On rare occasions he fell silent in the cottage, and from the way he moved heavily, and spoke little, she knew he was grieving. Once he’d said strangely, “You ought to hold me accountable, Sillith, for everything. It is my fault your mother is dead, and that you are living like a heathen on this island.” When she expressed her surprise and dismay over this speech he only shook his head moodily and left for a walk.

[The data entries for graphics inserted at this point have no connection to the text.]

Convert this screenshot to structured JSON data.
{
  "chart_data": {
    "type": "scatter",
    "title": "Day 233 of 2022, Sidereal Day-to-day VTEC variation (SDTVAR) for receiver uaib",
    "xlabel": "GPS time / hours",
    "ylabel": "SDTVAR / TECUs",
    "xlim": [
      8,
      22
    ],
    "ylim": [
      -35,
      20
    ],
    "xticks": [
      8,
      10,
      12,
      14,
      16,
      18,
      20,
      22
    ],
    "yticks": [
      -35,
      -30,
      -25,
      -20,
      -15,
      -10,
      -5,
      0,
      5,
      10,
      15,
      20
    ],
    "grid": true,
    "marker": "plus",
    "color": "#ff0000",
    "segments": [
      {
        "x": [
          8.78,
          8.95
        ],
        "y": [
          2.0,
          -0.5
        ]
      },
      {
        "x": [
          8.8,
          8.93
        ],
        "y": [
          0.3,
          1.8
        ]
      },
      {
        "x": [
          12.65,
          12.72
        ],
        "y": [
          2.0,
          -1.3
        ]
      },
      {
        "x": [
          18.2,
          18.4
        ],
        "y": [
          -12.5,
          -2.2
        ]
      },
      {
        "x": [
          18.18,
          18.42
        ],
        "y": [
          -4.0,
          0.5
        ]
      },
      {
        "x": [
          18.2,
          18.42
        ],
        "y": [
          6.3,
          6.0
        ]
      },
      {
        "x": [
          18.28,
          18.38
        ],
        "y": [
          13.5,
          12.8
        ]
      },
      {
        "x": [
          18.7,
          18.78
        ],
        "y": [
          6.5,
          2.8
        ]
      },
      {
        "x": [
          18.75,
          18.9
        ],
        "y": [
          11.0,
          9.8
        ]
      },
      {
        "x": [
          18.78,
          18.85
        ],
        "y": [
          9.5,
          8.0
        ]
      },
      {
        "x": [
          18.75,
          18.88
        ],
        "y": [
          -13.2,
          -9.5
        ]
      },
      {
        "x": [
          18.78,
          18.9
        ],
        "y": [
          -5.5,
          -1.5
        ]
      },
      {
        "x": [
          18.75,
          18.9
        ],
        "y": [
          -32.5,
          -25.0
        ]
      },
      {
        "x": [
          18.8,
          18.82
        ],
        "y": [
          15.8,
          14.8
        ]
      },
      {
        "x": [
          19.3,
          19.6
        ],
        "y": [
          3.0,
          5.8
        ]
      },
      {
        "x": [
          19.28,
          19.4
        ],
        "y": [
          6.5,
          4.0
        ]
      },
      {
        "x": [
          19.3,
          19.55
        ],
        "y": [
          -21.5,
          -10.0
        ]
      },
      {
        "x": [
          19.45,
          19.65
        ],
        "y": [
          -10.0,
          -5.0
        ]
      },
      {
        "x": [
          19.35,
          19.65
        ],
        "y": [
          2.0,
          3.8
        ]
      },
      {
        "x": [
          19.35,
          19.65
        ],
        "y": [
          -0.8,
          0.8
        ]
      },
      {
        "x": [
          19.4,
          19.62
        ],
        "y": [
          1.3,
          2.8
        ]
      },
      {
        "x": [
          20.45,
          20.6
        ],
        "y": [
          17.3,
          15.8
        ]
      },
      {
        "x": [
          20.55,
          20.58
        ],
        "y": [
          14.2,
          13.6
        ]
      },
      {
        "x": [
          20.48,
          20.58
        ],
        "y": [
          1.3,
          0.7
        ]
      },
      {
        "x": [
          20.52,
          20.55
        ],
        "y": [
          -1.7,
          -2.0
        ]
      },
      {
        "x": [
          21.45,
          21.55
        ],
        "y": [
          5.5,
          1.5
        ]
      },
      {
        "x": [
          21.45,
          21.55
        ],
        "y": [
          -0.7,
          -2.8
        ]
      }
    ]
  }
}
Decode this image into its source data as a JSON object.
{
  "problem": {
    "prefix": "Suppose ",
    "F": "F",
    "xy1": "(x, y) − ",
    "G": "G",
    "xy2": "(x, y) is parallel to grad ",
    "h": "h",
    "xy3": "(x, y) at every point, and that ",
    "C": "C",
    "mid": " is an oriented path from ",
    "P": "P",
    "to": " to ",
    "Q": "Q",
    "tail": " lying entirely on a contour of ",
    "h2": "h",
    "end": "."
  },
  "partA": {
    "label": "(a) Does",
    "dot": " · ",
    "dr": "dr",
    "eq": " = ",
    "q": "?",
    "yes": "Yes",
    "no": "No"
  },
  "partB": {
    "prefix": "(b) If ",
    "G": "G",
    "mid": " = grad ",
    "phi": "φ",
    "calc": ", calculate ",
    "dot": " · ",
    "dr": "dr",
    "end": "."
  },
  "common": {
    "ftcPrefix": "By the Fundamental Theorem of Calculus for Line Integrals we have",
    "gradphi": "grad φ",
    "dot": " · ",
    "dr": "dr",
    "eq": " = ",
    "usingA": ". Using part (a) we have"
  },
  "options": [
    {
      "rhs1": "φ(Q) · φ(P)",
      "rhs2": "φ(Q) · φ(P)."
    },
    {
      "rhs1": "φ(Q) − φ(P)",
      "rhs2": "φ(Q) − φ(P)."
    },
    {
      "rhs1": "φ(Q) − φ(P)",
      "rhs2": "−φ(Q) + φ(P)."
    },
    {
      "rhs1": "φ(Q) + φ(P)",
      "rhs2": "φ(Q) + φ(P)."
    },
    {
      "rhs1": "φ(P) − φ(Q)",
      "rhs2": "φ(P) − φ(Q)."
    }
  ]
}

Generally, though, Paramon was cheerful. He crowed with pleasure as they walked the island and came upon various scenes, like a white egret stalking blue morning water. “Look at that egret, Sillith! Look at that whiteness! How wonderful! Aren’t we lucky to witness a purity of color like that?”
His was the brimming cup she held to her lips and drank from, time and time again. He made connections for her until she learned to do it herself. He told her that all of life was intertwined, and one could see it on the island, that it was a blessing to see it on the island, because in the city, one tended to forget. The connections, Paramon taught her, were the closest man could get to understanding life.
Frog to leaf, leaf to rain, rain to ocean. It was all connected. Bark, beetle, shell, sand. Him. Her. City to island to lowland. Settlers, everyone else in every place on every map. All of them. All of it.
Her own hair, when it wafts past her eyes and nose and chin, is like a great tendriled beast, clouded with bits of shell and sandknots. Sillith tumbles and floats in warm shallows, occasionally passing over great, cold blue lakes of depth. She is never far from the island, circling it, days, nights, weeks; eyes open. The current is her pulse. Inside her, she is dully aware, a second pulse distinguishes itself from the fibers of her body.
What jaggedness Insnar tore in her while his sooty sweat dripped between them, holding his blackened hands on her mouth, could this growing be from that? No child, surely, could come from that.